The CytoCoSet algorithm defines a set of triplets based on Random Fourier Features (RFFs) to constrain the process of learning per-sample embedding vectors.

A triplet is a combination of three samples, such that two samples have similar covariates and should have similar embeddings, and the third sample is distinct in terms of covariates and should therefore have a more divergent embedding.





□ Protocol for direct cDNA cap analysis of gene expression for paired-end patterned flow cell sequencing

>> https://star-protocols.cell.com/protocols/4027

The latest version of the CAGE protocol, was designed for sequencing on the Illumina non-patterned flow cell, which carried a random cluster distribution and used 4 colors to image the 4 types of DNA bases.

However, Illumina has replaced it with a patterned flow cell that is able to sequence up to four times more reads, with much higher cluster density than the non-patterned flow cell, with only two imaging steps per sequencing cycle for faster imaging.

The patterned flow cell is more susceptible to generating index hopping artifacts leading to reads misassignment to the wrong sample barcode in multiplexed libraries. It allows for paired-end sequencing on patterned flow cells using unique combinations of the i5/i7 dual indexes.

The patterned flow cell shows a stronger bias towards short reads and the newly introduced UDIs, formed dimers that were strongly competing against the single stranded DNA libraries during wash steps.





□ HarmonizR: blocking and singular feature data adjustment improve runtime efficiency and data preservation

>> https://bmcbioinformatics.biomedcentral.com/articles/10.1186/s12859-025-06073-9

HarmonizR is based on a matrix dissection approach applied to an integrated dataset.

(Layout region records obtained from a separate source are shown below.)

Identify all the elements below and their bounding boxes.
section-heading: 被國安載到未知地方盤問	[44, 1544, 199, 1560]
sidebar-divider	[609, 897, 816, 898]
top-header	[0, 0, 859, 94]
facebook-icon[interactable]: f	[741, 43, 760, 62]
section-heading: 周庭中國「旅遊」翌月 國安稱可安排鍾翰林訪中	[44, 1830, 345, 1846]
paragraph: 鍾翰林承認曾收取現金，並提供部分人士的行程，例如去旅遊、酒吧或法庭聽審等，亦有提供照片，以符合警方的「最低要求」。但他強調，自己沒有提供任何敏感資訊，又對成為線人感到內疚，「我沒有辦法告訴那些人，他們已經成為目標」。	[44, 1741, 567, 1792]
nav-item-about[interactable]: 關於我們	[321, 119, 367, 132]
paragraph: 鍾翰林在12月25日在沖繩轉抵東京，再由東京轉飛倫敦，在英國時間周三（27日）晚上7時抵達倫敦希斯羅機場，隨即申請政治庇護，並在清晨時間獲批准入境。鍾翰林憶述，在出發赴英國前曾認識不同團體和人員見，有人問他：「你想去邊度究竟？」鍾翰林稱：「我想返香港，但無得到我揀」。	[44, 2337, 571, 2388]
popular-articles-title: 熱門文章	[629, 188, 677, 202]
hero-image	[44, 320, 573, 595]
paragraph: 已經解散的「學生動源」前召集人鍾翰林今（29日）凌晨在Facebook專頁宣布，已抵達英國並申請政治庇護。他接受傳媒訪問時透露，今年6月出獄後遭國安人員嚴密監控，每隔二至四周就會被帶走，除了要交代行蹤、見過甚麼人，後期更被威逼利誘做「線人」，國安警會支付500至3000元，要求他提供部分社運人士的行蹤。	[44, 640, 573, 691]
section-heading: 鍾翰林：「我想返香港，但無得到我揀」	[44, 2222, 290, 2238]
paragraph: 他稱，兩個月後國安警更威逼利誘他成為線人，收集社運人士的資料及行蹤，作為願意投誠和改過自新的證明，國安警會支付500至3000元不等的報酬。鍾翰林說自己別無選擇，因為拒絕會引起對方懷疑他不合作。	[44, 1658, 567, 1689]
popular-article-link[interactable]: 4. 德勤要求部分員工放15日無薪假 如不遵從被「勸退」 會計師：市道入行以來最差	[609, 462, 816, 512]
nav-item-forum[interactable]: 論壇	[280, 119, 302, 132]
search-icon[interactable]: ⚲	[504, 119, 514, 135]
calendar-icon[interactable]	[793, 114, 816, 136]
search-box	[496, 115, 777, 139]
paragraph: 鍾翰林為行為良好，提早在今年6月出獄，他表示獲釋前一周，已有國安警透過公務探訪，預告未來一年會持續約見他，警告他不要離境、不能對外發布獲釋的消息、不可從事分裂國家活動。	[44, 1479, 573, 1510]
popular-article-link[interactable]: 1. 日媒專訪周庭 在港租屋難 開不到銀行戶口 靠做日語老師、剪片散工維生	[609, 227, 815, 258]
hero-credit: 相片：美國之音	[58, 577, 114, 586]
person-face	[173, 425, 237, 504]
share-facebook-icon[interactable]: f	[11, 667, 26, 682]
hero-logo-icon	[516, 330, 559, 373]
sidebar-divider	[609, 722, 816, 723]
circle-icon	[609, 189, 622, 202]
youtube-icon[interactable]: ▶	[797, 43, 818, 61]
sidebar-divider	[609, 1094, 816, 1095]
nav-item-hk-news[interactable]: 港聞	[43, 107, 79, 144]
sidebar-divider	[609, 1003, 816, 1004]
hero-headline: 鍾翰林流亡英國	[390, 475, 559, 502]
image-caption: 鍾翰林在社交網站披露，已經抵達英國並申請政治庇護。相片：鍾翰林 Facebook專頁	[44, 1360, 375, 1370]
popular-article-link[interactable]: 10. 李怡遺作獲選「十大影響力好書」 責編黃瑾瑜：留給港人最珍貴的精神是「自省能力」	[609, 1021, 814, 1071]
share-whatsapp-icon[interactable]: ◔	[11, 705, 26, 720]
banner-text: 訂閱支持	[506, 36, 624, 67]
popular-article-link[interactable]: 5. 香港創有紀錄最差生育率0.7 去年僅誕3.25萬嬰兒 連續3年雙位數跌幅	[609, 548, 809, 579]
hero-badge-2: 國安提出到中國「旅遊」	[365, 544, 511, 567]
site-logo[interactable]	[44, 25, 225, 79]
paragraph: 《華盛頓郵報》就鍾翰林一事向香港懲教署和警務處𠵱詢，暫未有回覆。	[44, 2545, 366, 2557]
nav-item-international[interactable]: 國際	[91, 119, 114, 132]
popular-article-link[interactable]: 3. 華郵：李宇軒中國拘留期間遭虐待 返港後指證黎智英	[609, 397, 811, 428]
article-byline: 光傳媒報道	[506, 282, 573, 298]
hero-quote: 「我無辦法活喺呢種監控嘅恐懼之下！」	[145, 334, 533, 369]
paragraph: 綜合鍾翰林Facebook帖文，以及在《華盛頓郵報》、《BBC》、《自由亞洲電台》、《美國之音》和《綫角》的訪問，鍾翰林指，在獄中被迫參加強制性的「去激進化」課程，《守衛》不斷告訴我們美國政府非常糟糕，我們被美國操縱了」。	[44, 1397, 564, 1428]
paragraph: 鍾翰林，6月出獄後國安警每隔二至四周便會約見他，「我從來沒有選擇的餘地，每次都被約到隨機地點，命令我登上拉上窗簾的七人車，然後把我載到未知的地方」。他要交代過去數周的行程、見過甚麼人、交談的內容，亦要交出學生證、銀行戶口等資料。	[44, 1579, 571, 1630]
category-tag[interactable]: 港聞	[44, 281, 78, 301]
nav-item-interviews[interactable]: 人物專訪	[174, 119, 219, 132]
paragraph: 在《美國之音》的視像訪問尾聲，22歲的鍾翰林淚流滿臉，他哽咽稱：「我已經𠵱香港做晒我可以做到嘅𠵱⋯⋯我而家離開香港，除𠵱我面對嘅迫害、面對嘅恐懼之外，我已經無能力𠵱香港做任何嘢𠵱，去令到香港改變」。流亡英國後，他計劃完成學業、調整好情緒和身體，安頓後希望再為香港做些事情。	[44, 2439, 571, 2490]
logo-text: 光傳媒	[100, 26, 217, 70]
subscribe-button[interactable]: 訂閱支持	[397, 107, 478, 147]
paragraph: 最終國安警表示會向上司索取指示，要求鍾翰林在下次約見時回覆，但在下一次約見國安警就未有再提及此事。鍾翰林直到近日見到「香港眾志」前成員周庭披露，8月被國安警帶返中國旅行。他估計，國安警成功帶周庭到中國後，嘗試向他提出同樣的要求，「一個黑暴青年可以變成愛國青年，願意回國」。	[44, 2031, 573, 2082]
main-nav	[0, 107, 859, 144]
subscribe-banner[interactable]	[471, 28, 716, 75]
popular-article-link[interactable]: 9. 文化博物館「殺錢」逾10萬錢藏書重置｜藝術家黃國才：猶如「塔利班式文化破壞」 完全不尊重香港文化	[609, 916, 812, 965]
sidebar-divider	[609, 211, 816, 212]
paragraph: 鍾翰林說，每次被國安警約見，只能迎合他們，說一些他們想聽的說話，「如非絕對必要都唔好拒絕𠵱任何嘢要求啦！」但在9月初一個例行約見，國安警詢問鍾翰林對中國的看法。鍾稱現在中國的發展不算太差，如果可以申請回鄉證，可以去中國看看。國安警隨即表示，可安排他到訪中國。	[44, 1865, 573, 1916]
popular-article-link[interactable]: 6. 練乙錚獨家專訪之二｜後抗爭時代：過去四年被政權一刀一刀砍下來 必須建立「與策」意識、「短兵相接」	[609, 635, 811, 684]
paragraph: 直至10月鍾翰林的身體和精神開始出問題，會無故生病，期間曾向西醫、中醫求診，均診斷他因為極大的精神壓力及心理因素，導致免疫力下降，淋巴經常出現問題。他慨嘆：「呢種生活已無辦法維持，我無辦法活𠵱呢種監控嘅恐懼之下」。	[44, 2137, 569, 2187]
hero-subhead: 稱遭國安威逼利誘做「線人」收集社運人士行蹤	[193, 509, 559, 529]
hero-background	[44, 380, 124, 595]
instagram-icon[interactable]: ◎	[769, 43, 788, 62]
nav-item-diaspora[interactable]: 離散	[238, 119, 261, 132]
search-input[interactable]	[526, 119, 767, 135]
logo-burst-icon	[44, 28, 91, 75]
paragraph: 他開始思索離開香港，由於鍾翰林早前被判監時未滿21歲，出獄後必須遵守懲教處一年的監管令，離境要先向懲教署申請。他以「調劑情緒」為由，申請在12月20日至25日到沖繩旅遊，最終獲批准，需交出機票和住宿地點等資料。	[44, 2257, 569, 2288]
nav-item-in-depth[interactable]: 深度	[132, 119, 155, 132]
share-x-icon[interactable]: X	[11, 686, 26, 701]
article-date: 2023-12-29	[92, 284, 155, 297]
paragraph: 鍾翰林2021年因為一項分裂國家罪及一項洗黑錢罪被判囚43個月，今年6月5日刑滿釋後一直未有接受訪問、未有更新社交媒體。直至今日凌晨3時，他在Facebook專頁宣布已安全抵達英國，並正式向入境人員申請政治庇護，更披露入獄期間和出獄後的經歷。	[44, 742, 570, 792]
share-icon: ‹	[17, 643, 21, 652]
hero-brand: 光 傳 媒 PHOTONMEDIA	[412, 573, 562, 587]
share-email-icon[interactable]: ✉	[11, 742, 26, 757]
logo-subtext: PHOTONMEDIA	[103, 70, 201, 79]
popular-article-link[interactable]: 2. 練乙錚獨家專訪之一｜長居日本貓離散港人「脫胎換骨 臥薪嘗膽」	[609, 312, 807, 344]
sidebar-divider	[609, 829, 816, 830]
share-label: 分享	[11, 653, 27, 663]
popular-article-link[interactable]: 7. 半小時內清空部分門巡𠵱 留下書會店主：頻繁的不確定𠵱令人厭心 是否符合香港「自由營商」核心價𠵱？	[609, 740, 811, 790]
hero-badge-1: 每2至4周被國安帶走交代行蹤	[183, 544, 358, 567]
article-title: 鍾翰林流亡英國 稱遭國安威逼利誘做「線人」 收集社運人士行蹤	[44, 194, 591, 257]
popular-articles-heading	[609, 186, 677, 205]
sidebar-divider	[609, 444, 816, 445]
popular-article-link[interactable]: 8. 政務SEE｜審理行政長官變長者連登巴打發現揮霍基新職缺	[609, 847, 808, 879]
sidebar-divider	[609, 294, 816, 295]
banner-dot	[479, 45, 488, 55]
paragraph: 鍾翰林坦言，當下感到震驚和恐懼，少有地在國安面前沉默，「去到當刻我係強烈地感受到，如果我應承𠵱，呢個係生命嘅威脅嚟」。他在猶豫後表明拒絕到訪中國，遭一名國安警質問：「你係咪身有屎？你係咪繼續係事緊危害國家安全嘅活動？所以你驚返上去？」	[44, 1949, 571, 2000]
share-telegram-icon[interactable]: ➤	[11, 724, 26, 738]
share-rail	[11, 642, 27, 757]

This enables calling the desired batch effect adjustment algorithms (e.g., limma, ComBat) on the generated sub-matrices.

Each sub-matrix is adjusted independently, with computations executed concurrently using multiple cores or cluster nodes, and the results are re-integrated afterward.

This approach is in the following called sparsity sort and can primarily prevent very complete batches to be discarded for many features since they will no longer be blocked together with very incomplete batches.






□ FLAMES: Prioritizing effector genes at trait-associated loci using multimodal evidence

>> https://www.nature.com/articles/s41588-025-02084-7

FLAMES (Fine-mapped Locus Assessment Model of Effector geneS) integrates SNP-to-gene evidence and convergence-based evidence into a single prediction for each fine-mapped GWAS signal.

FLAMES annotates fine-mapped credible sets and uses a machine learning classifier to score each gene, where this score denotes the level of biological evidence for that gene being regulated by a set of credible causal SNPs in the locus.

The XGBoost classifier used to create the SNP-to-gene scores is trained on a set of GWAS loci that contain a gene implicated by predicted loss of function (pLoF) variants or missense variants associated with the corresponding trait in an exome-wide association study (ExWAS).